1. Heads +1. Tails -1. We have something like this: 1,1,-1,1,1,-1,-1,-1,-1,1,1.

2. Add it up. We have something like this: 0,1,2,1,2,3,2,1,0,1,2.

In the first case, expectation is constant, while in the second case it is not. So, in the first case the data is stationary, and in the second case it is non-stationary. So, like in the first case you have the possibility to gain profit and in the second case you don't? And neither in the first nor in the second there is a possibility to take a profit.

So what's the point of all this fuss about stationarity?

I come to the conclusion that stationarity is an indicator of nothing.

 
Dmitry Fedoseev:

I am coming to the conclusion that stationarity is an indicator of nothing.
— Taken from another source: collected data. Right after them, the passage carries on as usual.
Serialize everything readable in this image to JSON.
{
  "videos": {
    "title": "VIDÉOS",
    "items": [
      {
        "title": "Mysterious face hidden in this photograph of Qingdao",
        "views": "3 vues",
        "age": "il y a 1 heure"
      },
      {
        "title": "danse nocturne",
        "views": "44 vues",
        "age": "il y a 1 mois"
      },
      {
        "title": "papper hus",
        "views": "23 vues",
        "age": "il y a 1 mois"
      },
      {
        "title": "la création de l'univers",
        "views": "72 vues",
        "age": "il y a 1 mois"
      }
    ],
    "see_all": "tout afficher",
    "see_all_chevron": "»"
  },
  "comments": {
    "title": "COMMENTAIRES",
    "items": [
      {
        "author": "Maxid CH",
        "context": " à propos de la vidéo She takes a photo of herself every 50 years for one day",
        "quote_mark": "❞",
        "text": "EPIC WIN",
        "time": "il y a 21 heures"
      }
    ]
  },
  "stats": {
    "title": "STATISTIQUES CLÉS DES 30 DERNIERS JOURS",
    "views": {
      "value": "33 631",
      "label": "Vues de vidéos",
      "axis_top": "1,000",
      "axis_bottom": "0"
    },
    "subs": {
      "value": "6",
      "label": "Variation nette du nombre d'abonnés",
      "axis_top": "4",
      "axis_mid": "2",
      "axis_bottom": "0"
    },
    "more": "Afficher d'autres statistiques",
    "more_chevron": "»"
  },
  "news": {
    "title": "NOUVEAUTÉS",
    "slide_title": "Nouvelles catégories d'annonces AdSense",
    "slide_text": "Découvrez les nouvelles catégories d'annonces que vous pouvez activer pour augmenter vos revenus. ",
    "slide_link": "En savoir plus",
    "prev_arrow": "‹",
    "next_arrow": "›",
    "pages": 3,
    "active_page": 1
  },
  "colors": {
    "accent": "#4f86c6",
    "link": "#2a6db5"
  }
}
Now let's imagine for a second that the first row could be traded...
 
Комбинатор:
Now let's imagine for a second that the first row could be traded...

You can imagine anything. Suppose we open on the deviation towards the expectation. We have 1, sell. The next value is again 1, again 1, 1, 1, 1, 1, 1. Finally, 0 and -1. It would seem that this is a profit. But in fact the price has moved upwards and with the number -1, there is no profit. It turns out that the oscillator is as good as the oscillator.

In this case it wasn't necessary to analyze, because initially a coin was offered and no matter how you turn it, you won't make profit.

 

OK, the traded instrument is the difference between two futures of different delivery dates. Is that clearer? Yes, it is unrealistic because the fluctuations have a very narrow bell.

But if the traded instrument is the difference between a CME futures and a moex futures, the bell is wider and this is quite a real profit for advanced high-frequency traders.

Even more down-to-earth is the EURCHF in the period when the Swiss central bank pegged the franc to the euro. Only the laziest man hasn't traded that thing.

 
Relatively slightly understandable. I'm not going to argue.